Özdemir (2008), çalışmasında sınıf öğretmeni adaylarının matematik öğretiminde materyal kullanımı ile ilgili bilgi ve becerilerinin tespit edilmesi ve bu alanda yaşadıkları zorlukların saptanmasını amaçlamıştır. Bu amaçla öğretmen adaylarının iki dönem boyunca aldıkları matematik öğretimi dersleri sırasında yazdıkları günlükler ve hazırladıkları projeler incelenmiş, sınıf içinde yapılan tartışmalar gözlenmiştir. Çalışmanın bulguları çoğu öğretmen adayının materyal kullanımı konusunda olumlu görüşlere sahip olduğunu; ancak materyallerin matematik kavramlarını anlamaya nasıl yardımcı olabildiği üzerinde net fikirleri olmadığını ortaya koymuştur. Özellikle öğretmen adaylarının, öğrencilerin materyal ile kavram arasındaki ilişkiyi kurmalarına yardımcı olabilecek yönlendirmeleri yapılandırmakta zorlandıkları tespit edilmiştir. Bu bulgular ışığında öğretmen adaylarının bu alandaki bilgi ve becerilerini geliştirmelerine yardımcı olabilecek ortamların nasıl yapılandırılabileceği üzerinde durulmuştur.
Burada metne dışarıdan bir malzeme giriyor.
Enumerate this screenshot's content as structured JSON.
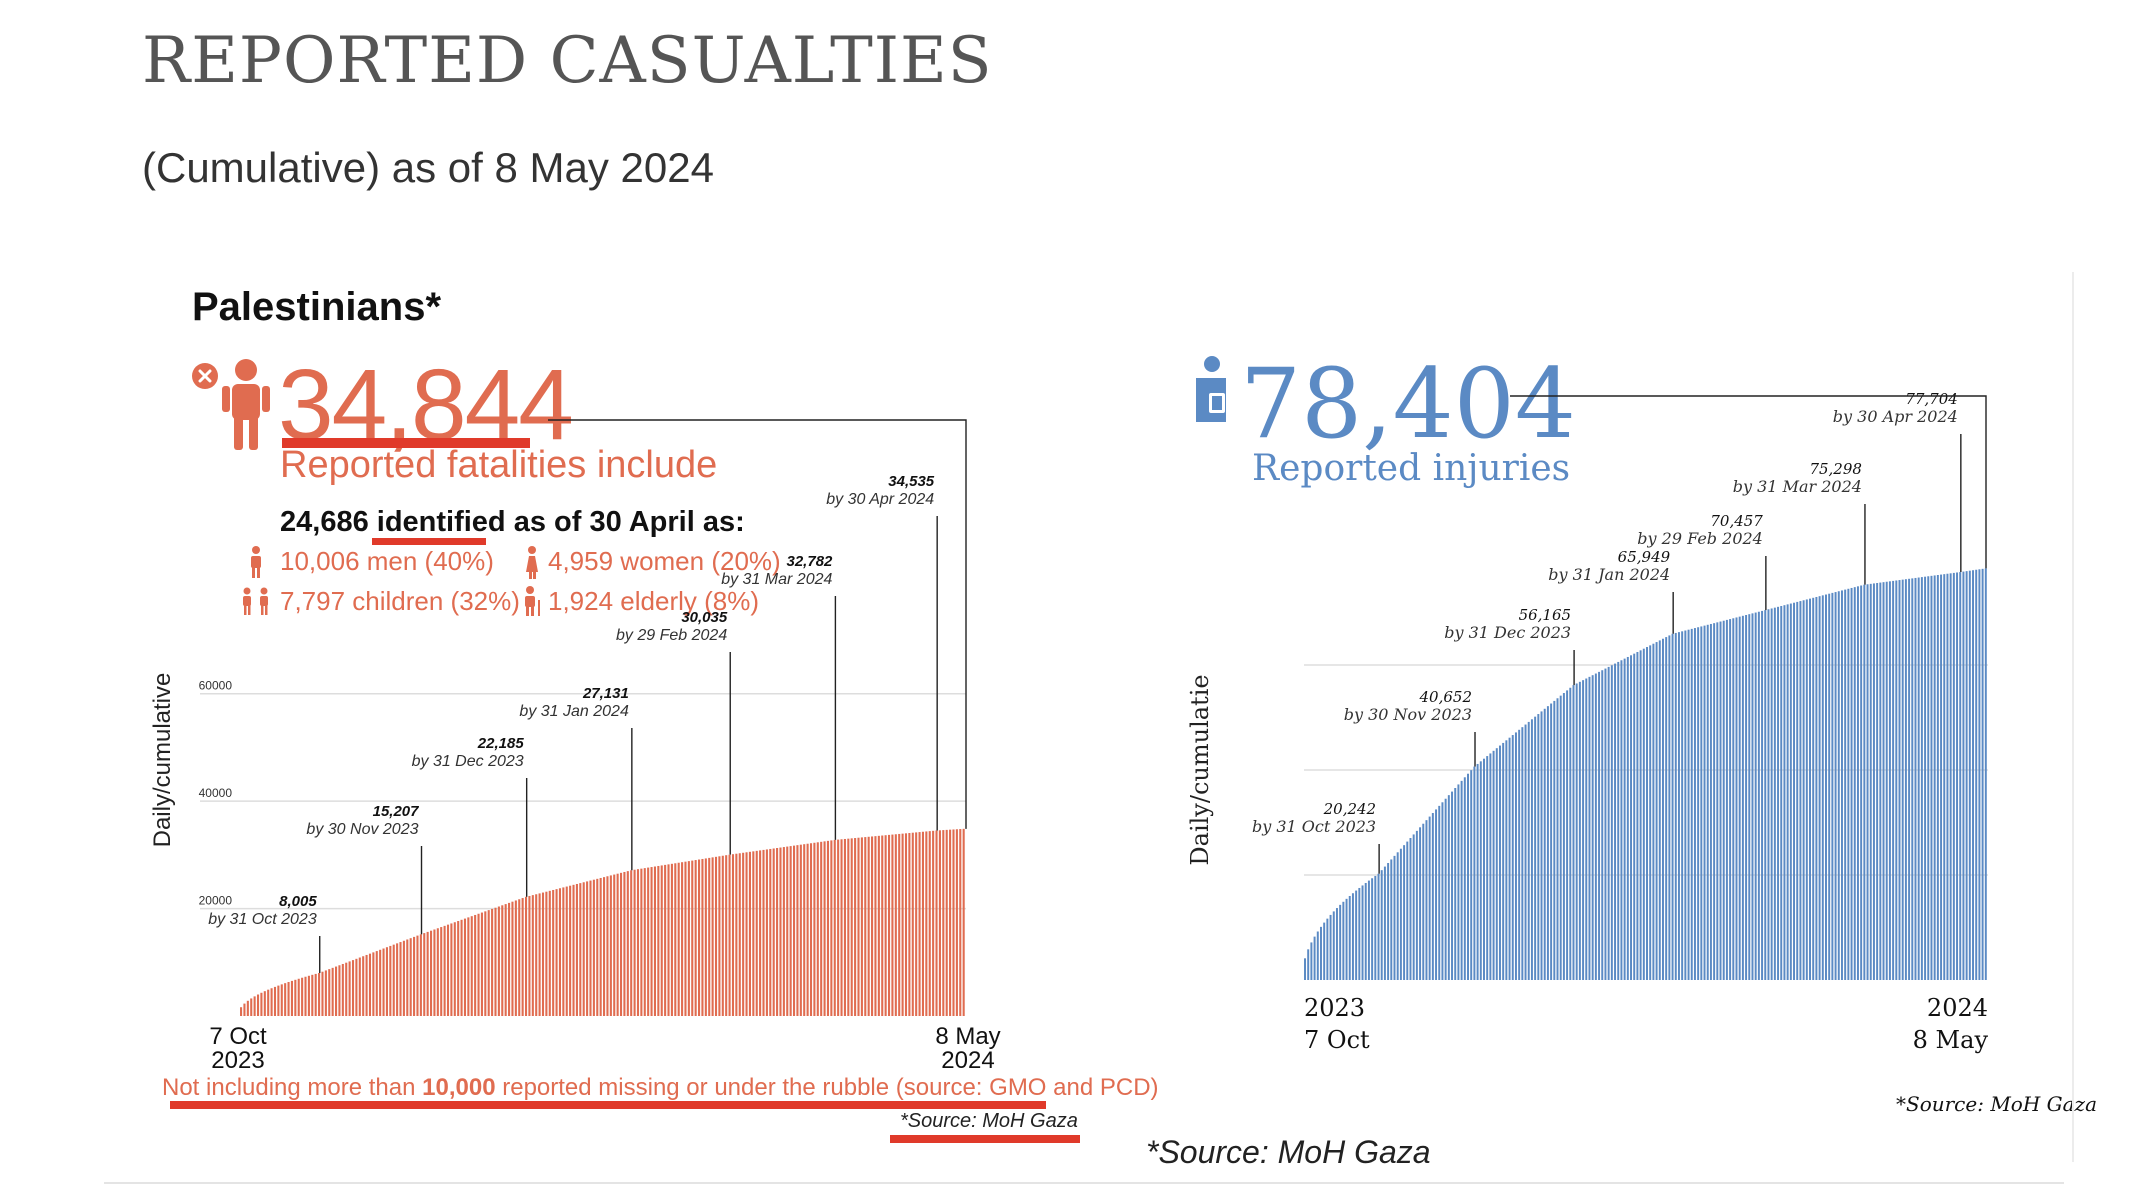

Güngör (2005), “Ortaöğretim Geometri Dersi Üçgenler Konusunda Oluşturmacı Yaklaşıma Dayalı Elle Yapılan Materyaller ve Portfolio Hazırlamanın Öğrenciler Üzerindeki Etkilerinin İncelenmesi” adlı tez üçgenler konusunun öğretiminde oluşturmacı yaklaşıma dayalı elle materyal ve portfolyo hazırlamanın öğrenciler üzerinde etkisini ortaya çıkarmayı amaçlamıştır. Çalışmada deneysel yöntem izlenmiş olup bu yöntem kapsamında uygulamalar deney ve kontrol grubu olmak üzere iki grup üzerinde yapılmıştır. Her iki grubun da yürütülen çalışma öncesi ve sonrasında ki bilişsel farklılıkları ön test ve son test verilerek ölçülmüştür. Çalışma öncesi ve sonrası iki grup öğrencilerinin duyuşsal özelliklerini ölçmek amacıyla her iki gruba da ön tutum ve son tutum ölçekleri, geometri dersi üçgenler konusunun öğrenilmesinde kendilerine olan güvenlerini ölçmek amacıyla her iki grup öğrencilerine ön ve son akademik benlik kavramı ölçekleri uygulanmıştır. Araştırma süresince deney grubuna, oluşturmacı yaklaşıma dayalı, konuyla ilgili özellikler elle materyaller hazırlatılarak ispat ettirilmiş ve alternatif değerlendirme yöntemi portfolyo kullanılmıştır. Kontrol grubunda ise geleneksel öğretim ve değerlendirme yöntemleri uygulanmaya devam edilmiştir. Oluşturmacılık yaklaşımına dayalı gruptaki öğrenciler öğretmenlerinin de desteğiyle materyaller geliştirmişlerdir ve bunları da ders ortamına taşımışlardır. Bu yöntem de,

35

deney grubu öğrencilerinin son test başarı puanlarını, kontrol grubu öğrencilerinin son test başarı puanlarına göre daha fazla bir şekilde etkilemiştir.